In Guinea, freelance journalist Boubacar Diallo obtained a list of confirmed COVID deaths from a hospital worker and contacted dozens of women, nearly all of whom refused to be interviewed. When one woman made a passing reference to her late husband’s other wives, Larson persuaded her son to share contact details of the other wives; a younger co-wife ultimately granted them an interview.
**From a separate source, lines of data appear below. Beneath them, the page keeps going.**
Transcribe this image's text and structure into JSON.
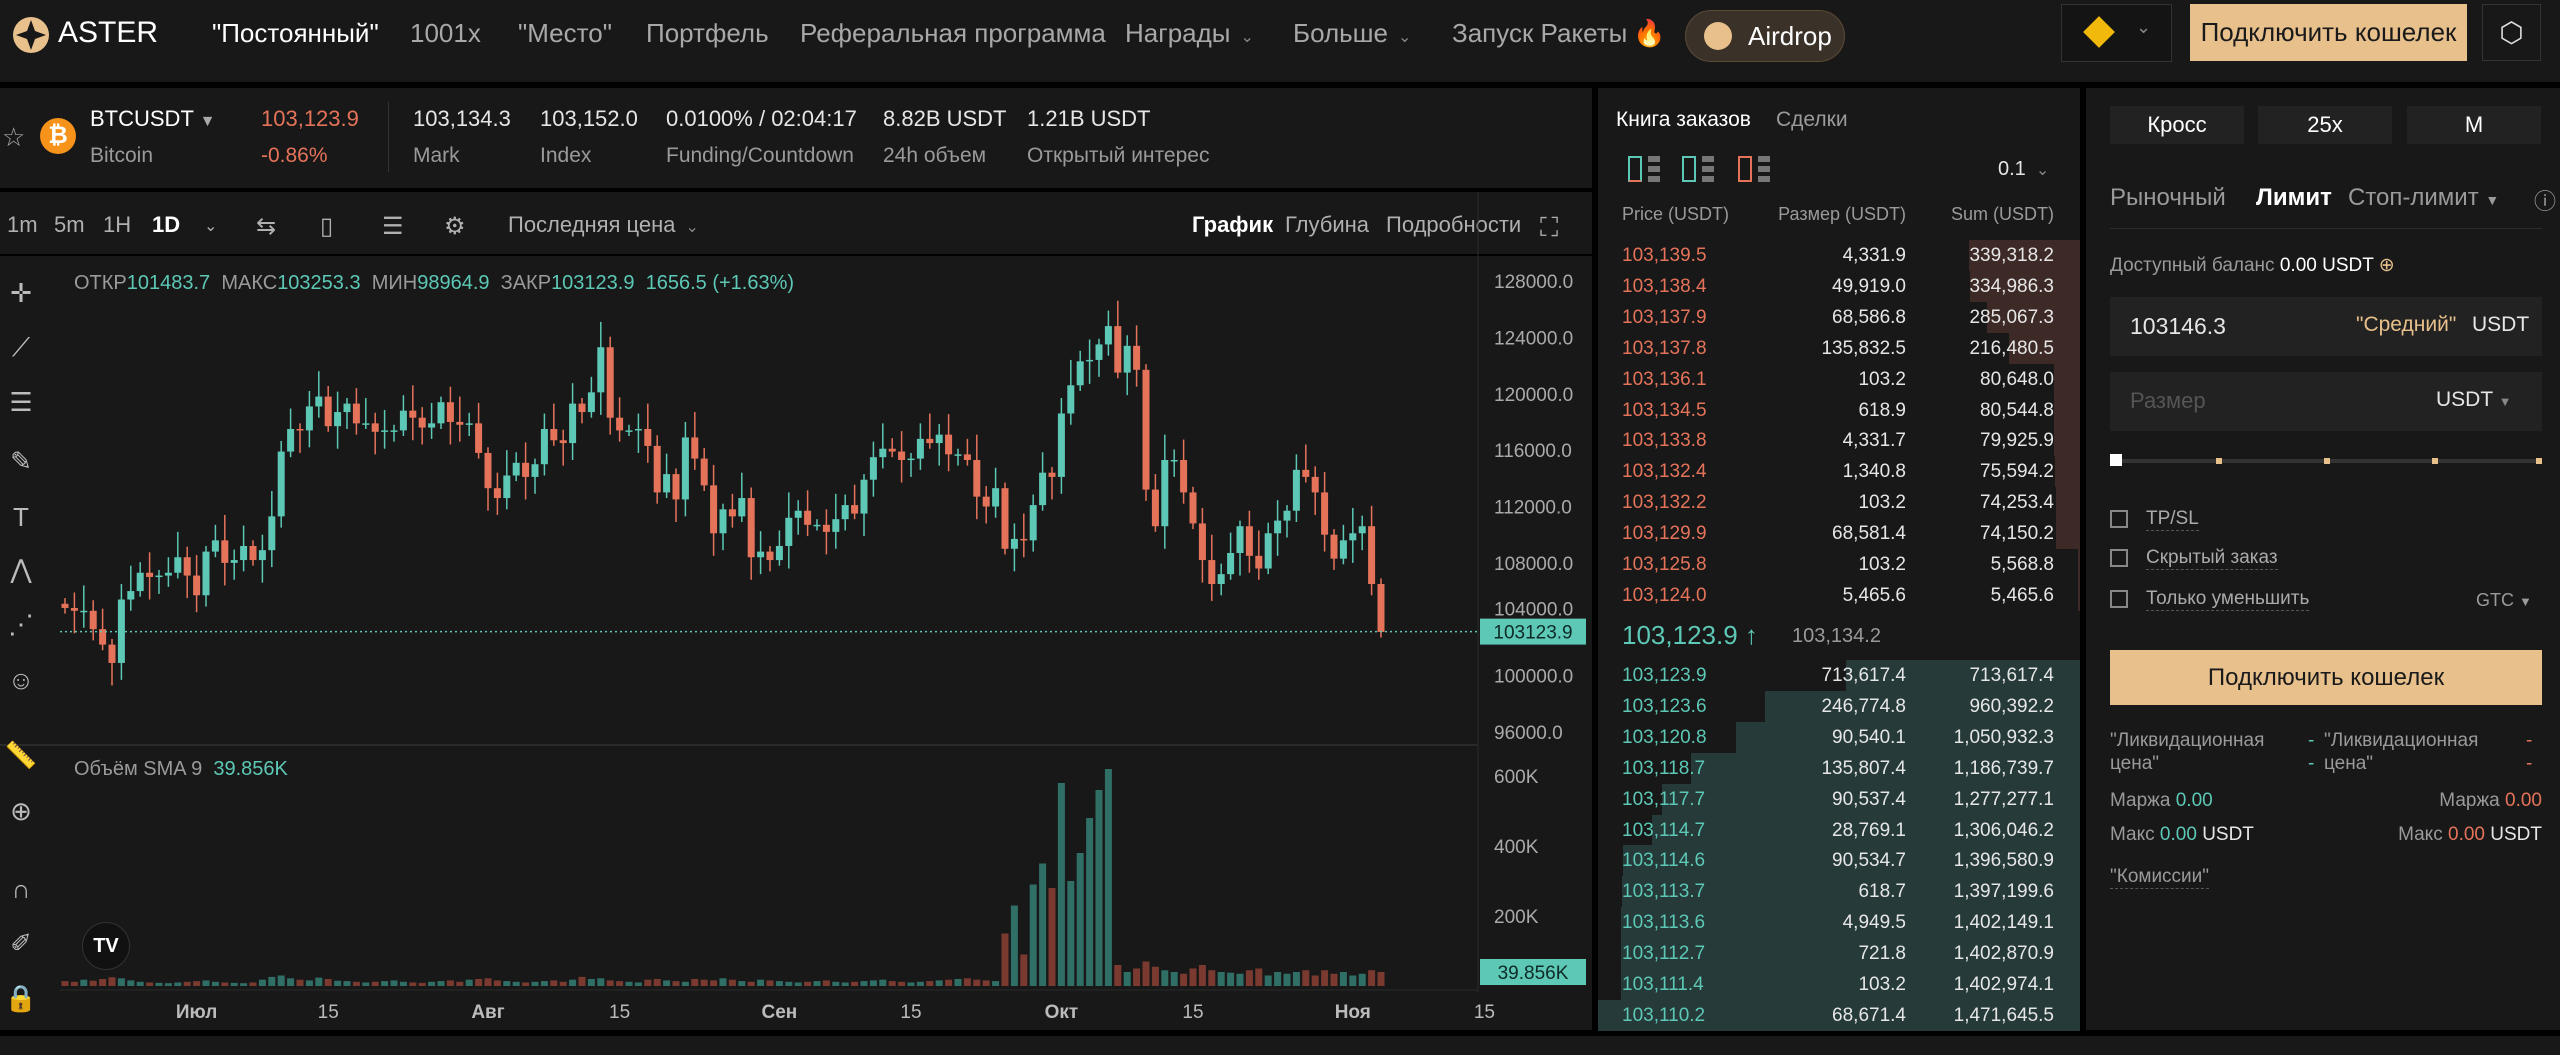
{
  "nav": {
    "brand": "ASTER",
    "items": [
      "\"Постоянный\"",
      "1001x",
      "\"Место\"",
      "Портфель",
      "Реферальная программа",
      "Награды",
      "Больше",
      "Запуск Ракеты"
    ],
    "airdrop": "Airdrop",
    "connect": "Подключить кошелек"
  },
  "ticker": {
    "symbol": "BTCUSDT",
    "name": "Bitcoin",
    "last": "103,123.9",
    "change": "-0.86%",
    "mark": "103,134.3",
    "mark_label": "Mark",
    "index": "103,152.0",
    "index_label": "Index",
    "funding": "0.0100% / 02:04:17",
    "funding_label": "Funding/Countdown",
    "volume": "8.82B USDT",
    "volume_label": "24h объем",
    "oi": "1.21B USDT",
    "oi_label": "Открытый интерес"
  },
  "toolbar": {
    "intervals": [
      "1m",
      "5m",
      "1H",
      "1D"
    ],
    "price_type": "Последняя цена",
    "views": [
      "График",
      "Глубина",
      "Подробности"
    ]
  },
  "legend": {
    "o_label": "ОТКР",
    "o": "101483.7",
    "h_label": "МАКС",
    "h": "103253.3",
    "l_label": "МИН",
    "l": "98964.9",
    "c_label": "ЗАКР",
    "c": "103123.9",
    "chg": "1656.5 (+1.63%)",
    "vol_label": "Объём SMA 9",
    "vol": "39.856K"
  },
  "chart_data": {
    "type": "candlestick",
    "title": "BTCUSDT 1D",
    "start_date": "2025-06-17",
    "unit": "thousand USDT",
    "closes": [
      104.8,
      104.6,
      104.6,
      103.3,
      102.2,
      100.9,
      105.4,
      106.0,
      107.3,
      107.0,
      107.1,
      107.3,
      108.4,
      107.1,
      105.7,
      108.8,
      109.6,
      108.0,
      108.2,
      109.2,
      108.2,
      108.9,
      111.3,
      115.9,
      117.5,
      117.4,
      119.1,
      119.8,
      117.7,
      118.7,
      119.3,
      117.9,
      117.9,
      117.3,
      117.4,
      117.4,
      118.8,
      118.3,
      117.6,
      117.9,
      119.4,
      118.0,
      117.8,
      117.9,
      115.8,
      113.3,
      112.6,
      114.2,
      115.1,
      114.1,
      115.0,
      117.5,
      116.7,
      116.5,
      119.3,
      118.7,
      120.1,
      123.3,
      118.3,
      117.4,
      117.4,
      117.5,
      116.3,
      113.0,
      114.3,
      112.5,
      116.9,
      115.4,
      113.5,
      110.1,
      111.8,
      111.3,
      112.6,
      108.4,
      108.8,
      108.2,
      109.2,
      111.2,
      111.7,
      110.7,
      110.7,
      110.2,
      111.1,
      112.1,
      111.5,
      113.9,
      115.5,
      116.1,
      115.9,
      115.3,
      115.4,
      116.8,
      116.5,
      117.1,
      115.7,
      115.7,
      115.3,
      112.7,
      112.0,
      113.3,
      109.0,
      109.7,
      109.6,
      112.1,
      114.4,
      114.1,
      118.6,
      120.6,
      122.3,
      122.4,
      123.5,
      124.8,
      121.5,
      123.4,
      121.7,
      113.2,
      110.6,
      115.3,
      115.3,
      113.0,
      110.8,
      108.2,
      106.5,
      107.2,
      108.7,
      110.6,
      108.5,
      107.6,
      110.1,
      111.0,
      111.7,
      114.6,
      114.1,
      113.0,
      110.0,
      108.3,
      109.6,
      110.1,
      110.6,
      106.5,
      103.1
    ],
    "volumes_k": [
      14,
      12,
      18,
      15,
      20,
      25,
      22,
      16,
      12,
      10,
      9,
      8,
      10,
      12,
      14,
      16,
      12,
      10,
      9,
      8,
      10,
      18,
      26,
      30,
      22,
      18,
      16,
      24,
      20,
      15,
      14,
      12,
      10,
      12,
      14,
      16,
      12,
      10,
      9,
      12,
      14,
      16,
      12,
      18,
      20,
      22,
      16,
      14,
      12,
      10,
      12,
      14,
      16,
      12,
      18,
      26,
      20,
      22,
      16,
      14,
      12,
      10,
      18,
      20,
      16,
      14,
      12,
      20,
      18,
      16,
      22,
      18,
      14,
      12,
      18,
      16,
      14,
      12,
      10,
      12,
      14,
      16,
      12,
      10,
      12,
      14,
      16,
      18,
      14,
      12,
      10,
      12,
      14,
      16,
      18,
      20,
      22,
      18,
      16,
      14,
      150,
      230,
      90,
      290,
      350,
      280,
      580,
      300,
      380,
      480,
      560,
      620,
      60,
      40,
      50,
      70,
      55,
      45,
      40,
      35,
      50,
      60,
      45,
      40,
      38,
      35,
      45,
      50,
      30,
      40,
      35,
      40,
      45,
      30,
      45,
      35,
      40,
      30,
      35,
      45,
      40
    ],
    "y_ticks": [
      "128000.0",
      "124000.0",
      "120000.0",
      "116000.0",
      "112000.0",
      "108000.0",
      "104000.0",
      "100000.0",
      "96000.0"
    ],
    "vol_ticks": [
      "600K",
      "400K",
      "200K"
    ],
    "x_ticks": [
      "Июл",
      "15",
      "Авг",
      "15",
      "Сен",
      "15",
      "Окт",
      "15",
      "Ноя",
      "15"
    ],
    "current_price": "103123.9",
    "current_volume": "39.856K"
  },
  "book": {
    "tabs": [
      "Книга заказов",
      "Сделки"
    ],
    "step": "0.1",
    "headers": [
      "Price (USDT)",
      "Размер (USDT)",
      "Sum (USDT)"
    ],
    "asks": [
      [
        "103,139.5",
        "4,331.9",
        "339,318.2"
      ],
      [
        "103,138.4",
        "49,919.0",
        "334,986.3"
      ],
      [
        "103,137.9",
        "68,586.8",
        "285,067.3"
      ],
      [
        "103,137.8",
        "135,832.5",
        "216,480.5"
      ],
      [
        "103,136.1",
        "103.2",
        "80,648.0"
      ],
      [
        "103,134.5",
        "618.9",
        "80,544.8"
      ],
      [
        "103,133.8",
        "4,331.7",
        "79,925.9"
      ],
      [
        "103,132.4",
        "1,340.8",
        "75,594.2"
      ],
      [
        "103,132.2",
        "103.2",
        "74,253.4"
      ],
      [
        "103,129.9",
        "68,581.4",
        "74,150.2"
      ],
      [
        "103,125.8",
        "103.2",
        "5,568.8"
      ],
      [
        "103,124.0",
        "5,465.6",
        "5,465.6"
      ]
    ],
    "mid": "103,123.9",
    "mid_arrow": "↑",
    "mark": "103,134.2",
    "bids": [
      [
        "103,123.9",
        "713,617.4",
        "713,617.4"
      ],
      [
        "103,123.6",
        "246,774.8",
        "960,392.2"
      ],
      [
        "103,120.8",
        "90,540.1",
        "1,050,932.3"
      ],
      [
        "103,118.7",
        "135,807.4",
        "1,186,739.7"
      ],
      [
        "103,117.7",
        "90,537.4",
        "1,277,277.1"
      ],
      [
        "103,114.7",
        "28,769.1",
        "1,306,046.2"
      ],
      [
        "103,114.6",
        "90,534.7",
        "1,396,580.9"
      ],
      [
        "103,113.7",
        "618.7",
        "1,397,199.6"
      ],
      [
        "103,113.6",
        "4,949.5",
        "1,402,149.1"
      ],
      [
        "103,112.7",
        "721.8",
        "1,402,870.9"
      ],
      [
        "103,111.4",
        "103.2",
        "1,402,974.1"
      ],
      [
        "103,110.2",
        "68,671.4",
        "1,471,645.5"
      ]
    ]
  },
  "order": {
    "margin_mode": "Кросс",
    "leverage": "25x",
    "mode": "M",
    "types": [
      "Рыночный",
      "Лимит",
      "Стоп-лимит"
    ],
    "balance_label": "Доступный баланс",
    "balance": "0.00 USDT",
    "price": "103146.3",
    "mid_label": "\"Средний\"",
    "price_unit": "USDT",
    "size_placeholder": "Размер",
    "size_unit": "USDT",
    "slider_percent": 0,
    "tpsl": "TP/SL",
    "hidden": "Скрытый заказ",
    "reduce": "Только уменьшить",
    "tif": "GTC",
    "connect": "Подключить кошелек",
    "liq_label": "\"Ликвидационная",
    "liq_label2": "цена\"",
    "dash": "-",
    "margin_label": "Маржа",
    "margin_long": "0.00",
    "margin_short": "0.00",
    "max_label": "Макс",
    "max_long": "0.00",
    "max_short": "0.00",
    "max_unit": "USDT",
    "fees": "\"Комиссии\""
  },
  "colors": {
    "up": "#5cc8b5",
    "down": "#e5735a",
    "accent": "#e8c08c"
  }
}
Delay and Larson also traveled to Congo,where they were joined by freelance journalists Moses Sawasawa for photos and Justin Kabumba for video, who helped locate a fourth woman profiled in the piece.
The resulting all-formats package,part of a yearlong series on how the pandemic is impacting African women,revealed how extensive the practice of widow abuse is in Africa regardless of religion or economic class.
For determined,insightful reporting that highlights a previously unseen aspect of the pandemic’s unequal impact on women,the team of Larson,Asadu,Diallo,Delay,Sawasawa, Oyekanmi and Kabumba earns AP’s Best of the Week — Second Winner honors.